Au sujet du t. ii, 10a, où il est dit que devant l’armée des sauterelles la terre tremble, Sellin prétend qu’il contiendrait une trop grande exagération dans la bouche de Joël qui décrit uniquement le fléau des sauterelles et ne pense pas au dernier jugement. Mais l’exagération n’y serait pas plus grande que dans les versets 106 et lia où nous lisons que le soleil, la lune et les astres s’obscurcissent et que le Seigneur fait retentir sa voix. Et pourtant Sellin maintient contre d’autres critiques l’authenticité de ces versets.

Puis donc que les v. i, 15, ii, b-2a, 10a, 116, sont tout à fait en harmonie avec ceux qui les entourent, les retouches que Sellin suppose pour quelques autres versets, (n, 20, 27, 23), et qu’il attribue a la seconde main qui aurait ajouté i, 15, etc., sont encore plus arbitraires.

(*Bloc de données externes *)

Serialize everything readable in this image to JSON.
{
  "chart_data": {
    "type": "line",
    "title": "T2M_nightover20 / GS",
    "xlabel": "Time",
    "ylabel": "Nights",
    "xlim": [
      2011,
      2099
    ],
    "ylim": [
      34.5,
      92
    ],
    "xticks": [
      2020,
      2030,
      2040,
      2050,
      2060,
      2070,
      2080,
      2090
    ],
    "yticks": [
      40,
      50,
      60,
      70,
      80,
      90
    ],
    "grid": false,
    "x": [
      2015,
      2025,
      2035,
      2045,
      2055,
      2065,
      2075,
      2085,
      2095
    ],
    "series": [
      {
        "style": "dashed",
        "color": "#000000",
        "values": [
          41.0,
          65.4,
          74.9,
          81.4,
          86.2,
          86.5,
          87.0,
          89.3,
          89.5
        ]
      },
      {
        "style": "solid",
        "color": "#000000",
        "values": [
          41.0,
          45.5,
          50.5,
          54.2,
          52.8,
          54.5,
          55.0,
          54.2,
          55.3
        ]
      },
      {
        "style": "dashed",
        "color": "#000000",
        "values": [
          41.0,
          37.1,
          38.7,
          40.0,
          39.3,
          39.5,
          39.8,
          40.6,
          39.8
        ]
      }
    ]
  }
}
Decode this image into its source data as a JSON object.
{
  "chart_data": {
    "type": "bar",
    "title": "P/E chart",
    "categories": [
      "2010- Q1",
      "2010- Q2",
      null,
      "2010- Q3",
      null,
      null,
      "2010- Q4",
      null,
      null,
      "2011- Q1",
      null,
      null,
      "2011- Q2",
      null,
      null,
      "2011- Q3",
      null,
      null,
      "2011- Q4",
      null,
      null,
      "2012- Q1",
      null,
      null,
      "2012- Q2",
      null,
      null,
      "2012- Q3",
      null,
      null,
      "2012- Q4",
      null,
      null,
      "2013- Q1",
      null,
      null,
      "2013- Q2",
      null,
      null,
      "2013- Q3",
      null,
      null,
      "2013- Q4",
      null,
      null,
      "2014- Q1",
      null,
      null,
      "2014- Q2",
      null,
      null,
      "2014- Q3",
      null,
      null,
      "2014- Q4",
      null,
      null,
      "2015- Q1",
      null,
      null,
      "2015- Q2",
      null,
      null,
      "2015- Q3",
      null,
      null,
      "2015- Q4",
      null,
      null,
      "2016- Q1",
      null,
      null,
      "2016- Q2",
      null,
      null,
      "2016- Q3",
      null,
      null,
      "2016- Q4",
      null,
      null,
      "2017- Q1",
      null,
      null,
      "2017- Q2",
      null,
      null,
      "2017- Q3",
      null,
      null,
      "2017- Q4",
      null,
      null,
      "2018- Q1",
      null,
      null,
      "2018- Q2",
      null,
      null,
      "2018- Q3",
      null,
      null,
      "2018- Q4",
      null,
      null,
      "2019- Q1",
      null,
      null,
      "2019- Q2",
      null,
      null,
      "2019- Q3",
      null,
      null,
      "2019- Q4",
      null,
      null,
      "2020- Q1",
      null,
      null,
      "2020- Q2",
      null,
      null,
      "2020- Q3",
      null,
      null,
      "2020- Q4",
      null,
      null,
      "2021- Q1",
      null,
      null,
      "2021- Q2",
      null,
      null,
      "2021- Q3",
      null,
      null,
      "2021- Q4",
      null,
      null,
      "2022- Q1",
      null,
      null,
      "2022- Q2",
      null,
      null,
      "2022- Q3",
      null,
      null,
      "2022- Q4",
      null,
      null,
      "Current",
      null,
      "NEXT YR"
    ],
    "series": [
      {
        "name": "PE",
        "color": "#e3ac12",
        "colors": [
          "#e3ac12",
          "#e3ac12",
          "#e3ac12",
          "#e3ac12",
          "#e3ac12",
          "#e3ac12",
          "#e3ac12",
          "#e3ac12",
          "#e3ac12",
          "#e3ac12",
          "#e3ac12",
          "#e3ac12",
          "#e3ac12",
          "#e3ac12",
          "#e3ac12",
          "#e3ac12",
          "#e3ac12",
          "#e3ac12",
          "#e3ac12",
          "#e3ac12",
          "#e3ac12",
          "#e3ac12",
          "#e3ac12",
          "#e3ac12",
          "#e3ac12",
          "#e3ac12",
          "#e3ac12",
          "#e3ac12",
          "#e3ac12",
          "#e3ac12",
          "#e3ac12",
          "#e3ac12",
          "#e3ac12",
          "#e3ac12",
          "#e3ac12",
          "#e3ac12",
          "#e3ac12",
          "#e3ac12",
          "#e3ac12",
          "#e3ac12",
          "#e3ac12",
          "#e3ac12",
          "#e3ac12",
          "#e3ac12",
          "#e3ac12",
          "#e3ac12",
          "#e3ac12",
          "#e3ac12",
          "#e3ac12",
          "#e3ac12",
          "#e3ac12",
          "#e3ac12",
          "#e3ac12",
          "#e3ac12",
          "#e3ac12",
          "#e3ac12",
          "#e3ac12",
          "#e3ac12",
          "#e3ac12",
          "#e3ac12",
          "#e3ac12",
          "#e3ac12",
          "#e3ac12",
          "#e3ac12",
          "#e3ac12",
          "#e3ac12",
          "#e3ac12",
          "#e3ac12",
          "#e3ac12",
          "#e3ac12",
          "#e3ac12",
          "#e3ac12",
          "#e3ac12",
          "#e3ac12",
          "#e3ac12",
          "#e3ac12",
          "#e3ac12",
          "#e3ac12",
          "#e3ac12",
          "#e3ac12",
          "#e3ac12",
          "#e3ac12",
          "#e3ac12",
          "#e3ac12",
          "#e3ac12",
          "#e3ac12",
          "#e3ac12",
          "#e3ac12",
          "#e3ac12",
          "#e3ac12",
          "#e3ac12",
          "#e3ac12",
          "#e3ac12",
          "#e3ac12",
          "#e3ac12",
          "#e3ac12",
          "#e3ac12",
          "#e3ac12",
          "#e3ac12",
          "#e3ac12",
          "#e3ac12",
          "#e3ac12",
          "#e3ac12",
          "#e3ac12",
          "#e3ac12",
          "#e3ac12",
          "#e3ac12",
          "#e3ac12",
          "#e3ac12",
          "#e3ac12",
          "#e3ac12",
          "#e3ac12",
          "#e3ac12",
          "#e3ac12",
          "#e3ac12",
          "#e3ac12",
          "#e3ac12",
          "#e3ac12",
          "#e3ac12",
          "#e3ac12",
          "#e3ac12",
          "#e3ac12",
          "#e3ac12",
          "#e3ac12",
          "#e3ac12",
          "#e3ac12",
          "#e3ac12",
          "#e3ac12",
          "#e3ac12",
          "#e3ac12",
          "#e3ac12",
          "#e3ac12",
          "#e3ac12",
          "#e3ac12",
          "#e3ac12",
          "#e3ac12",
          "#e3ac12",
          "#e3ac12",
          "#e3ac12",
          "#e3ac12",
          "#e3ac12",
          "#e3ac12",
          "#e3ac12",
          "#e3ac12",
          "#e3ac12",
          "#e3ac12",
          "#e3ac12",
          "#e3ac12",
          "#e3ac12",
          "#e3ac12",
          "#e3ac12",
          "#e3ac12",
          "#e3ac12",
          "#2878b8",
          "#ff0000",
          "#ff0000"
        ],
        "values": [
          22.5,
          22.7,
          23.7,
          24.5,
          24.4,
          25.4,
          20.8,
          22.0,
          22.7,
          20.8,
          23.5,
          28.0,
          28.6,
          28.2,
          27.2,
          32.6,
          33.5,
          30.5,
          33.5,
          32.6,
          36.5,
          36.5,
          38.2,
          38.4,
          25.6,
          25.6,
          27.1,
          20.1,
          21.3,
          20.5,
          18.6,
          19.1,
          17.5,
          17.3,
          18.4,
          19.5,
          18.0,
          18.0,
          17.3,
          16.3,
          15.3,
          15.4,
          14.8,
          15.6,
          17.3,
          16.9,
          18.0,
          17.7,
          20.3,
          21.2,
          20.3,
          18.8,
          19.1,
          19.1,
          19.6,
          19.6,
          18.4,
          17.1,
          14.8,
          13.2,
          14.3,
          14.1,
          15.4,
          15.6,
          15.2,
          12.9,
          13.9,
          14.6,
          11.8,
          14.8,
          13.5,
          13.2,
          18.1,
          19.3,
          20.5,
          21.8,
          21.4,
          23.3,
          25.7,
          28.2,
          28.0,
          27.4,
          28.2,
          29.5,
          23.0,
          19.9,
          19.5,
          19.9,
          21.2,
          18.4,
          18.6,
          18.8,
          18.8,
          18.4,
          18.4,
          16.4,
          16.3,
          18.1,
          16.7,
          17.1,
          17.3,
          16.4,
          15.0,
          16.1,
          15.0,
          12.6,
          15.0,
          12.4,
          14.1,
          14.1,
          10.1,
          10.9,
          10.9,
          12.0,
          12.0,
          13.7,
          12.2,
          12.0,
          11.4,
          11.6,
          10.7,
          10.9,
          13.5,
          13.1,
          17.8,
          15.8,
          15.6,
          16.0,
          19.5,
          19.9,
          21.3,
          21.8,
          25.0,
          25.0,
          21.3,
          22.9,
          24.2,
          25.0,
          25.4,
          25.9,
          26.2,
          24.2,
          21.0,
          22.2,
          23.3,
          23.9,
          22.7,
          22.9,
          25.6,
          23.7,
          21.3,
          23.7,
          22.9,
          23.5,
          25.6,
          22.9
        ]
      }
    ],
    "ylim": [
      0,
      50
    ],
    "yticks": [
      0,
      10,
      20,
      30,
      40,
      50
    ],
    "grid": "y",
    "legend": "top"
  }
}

Aucun des arguments par lesquels Sellin veut prouver que quelques versets ayant un sens eschatologique sont en désaccord avec leur contexte, n’est donc valide. Il s’ensuit que c’est Joël lui-même et non un imitateur de sa prophétie qui a envisagé l’invasion des sauterelles comme un événement apocalyptique. Il n’y a donc aucune raison pour distinguer deux auteurs. C’est Joël qui a vu dans les insectes des avantcoureurs du dernier jugement et qui pour cette raison a consacré la seconde partie de son livre à décrire le grand jour de Jahvé.

IV. Idées eschatologiques.

Ce qui rend le livre de Joël si important, ce sont les doctrines eschatologiques. On l’a souvent nommé un compendium de l’eschatologie judaïque.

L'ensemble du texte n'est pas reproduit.